Last week my 8-year-old son handed me a crumpled up piece of paper from his homework folder, smiled up at me and asked me to please sign it. It was a letter from his teacher about his grade’s multi-cultural holiday feast where all the kids are encouraged to bring in a dish that represents some aspect of their family’s culture. The feast would be held the afternoon before winter vacation and parents are invited.
I was immediately excited because I knew that I would be able to go, and I hadn’t been able to attend many events this school year. I gathered my son in my lap and asked what he wanted to make for the party. He was incredibly animated as we discussed the various foods that we could make before we settled on making a simple apple crisp because he wanted to do most of the baking himself.
“Great!” I told him, “I’ll bring it in with me in the afternoon.”
“Um, Mom?” He put his hand on my arm. “It’s actually fine with me if you need to go to work. I totally understand.”
“Oh, don’t be silly. I’m able to come that day and I’m looking forward to it!”

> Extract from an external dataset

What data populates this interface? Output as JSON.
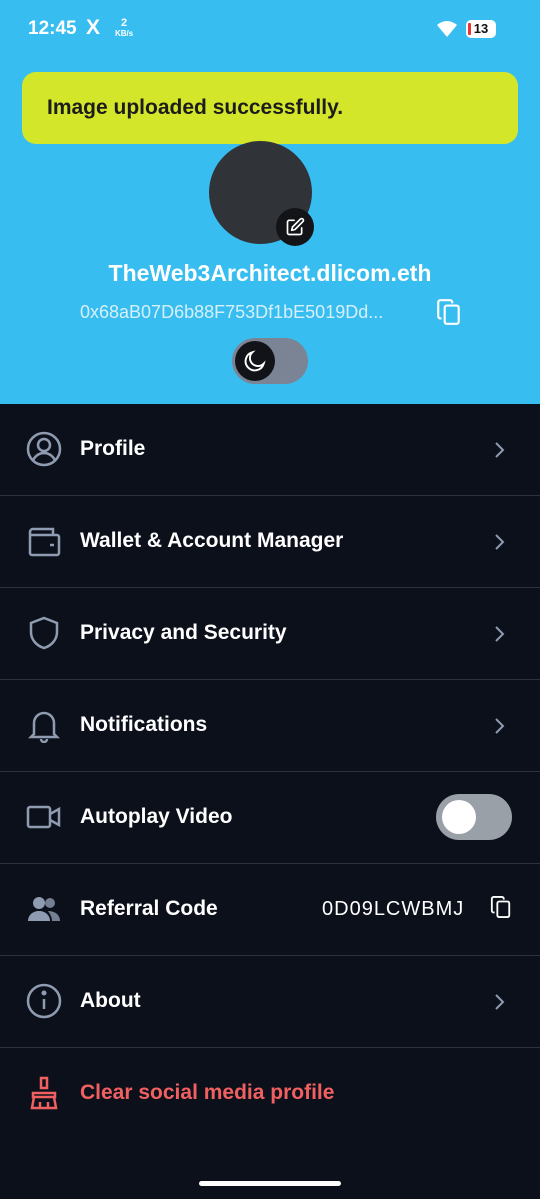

My son, socially adept beyond his years—replied, “Right. But I think maybe I’m fine with being alone this year. I’ve gotten used to you not being around and I don’t want you there…if that’s okay!”
Is it weird to say that I froze? That I actually felt more rejected in that moment than I’d felt in just about any moment in my adult life? I mean, I took it all in stride and told my son that absolutely I understood and absolutely I didn’t need to come if he felt better being there by himself. But, on the inside? I felt the sort of devastation that I hadn’t experienced since he had refused to hold my hand in public when he started first grade.
For the last few months, I’ve been worried that my younger son would feel rejected by the fact that I wasn’t able to be in his class as much as I used to (or as much as the parents of his friends). And now, just like that, he dismissed my presence from an event that I had been excited about attending. I spent what felt like forever—really it was about 15 minutes—agonizing over whether or not to talk to him about why he didn’t want me there. Then I realized that I was being ridiculous.
I talked to him about it. He explained that he liked being at school on his own now. He didn’t use these exact words, but the gist of what he was saying boils down to this—he didn’t need me there cramping his style. I get all that. Really, I do. I remember feeling the same way when I was that age, feeling like I wanted to define myself on my own terms. I just wasn’t quite prepared to see my son feel the same way.
Not only do I remember feeling that way when I was a child, but I kind of still feel that way as an adult. I hesitate sometimes to identify too strongly as a “mother.” Not because I don’t love being a mother, but because sometimes it’s just not that identity that I want to carry around in every area of my life. And I think that it’s the same thing with my son.
He has gotten used to the independence that comes with the territory of being the child of two working parents, gotten used to paving his own path. I know that he is doing well in school and so I’m not worried that anything is wrong. It’s just a bittersweet feeling knowing that the older he gets, the more agency he’ll assert. Now it feels like I’ll always be watching him walk away, waving good-bye instead of holding my hand and pulling me along with him.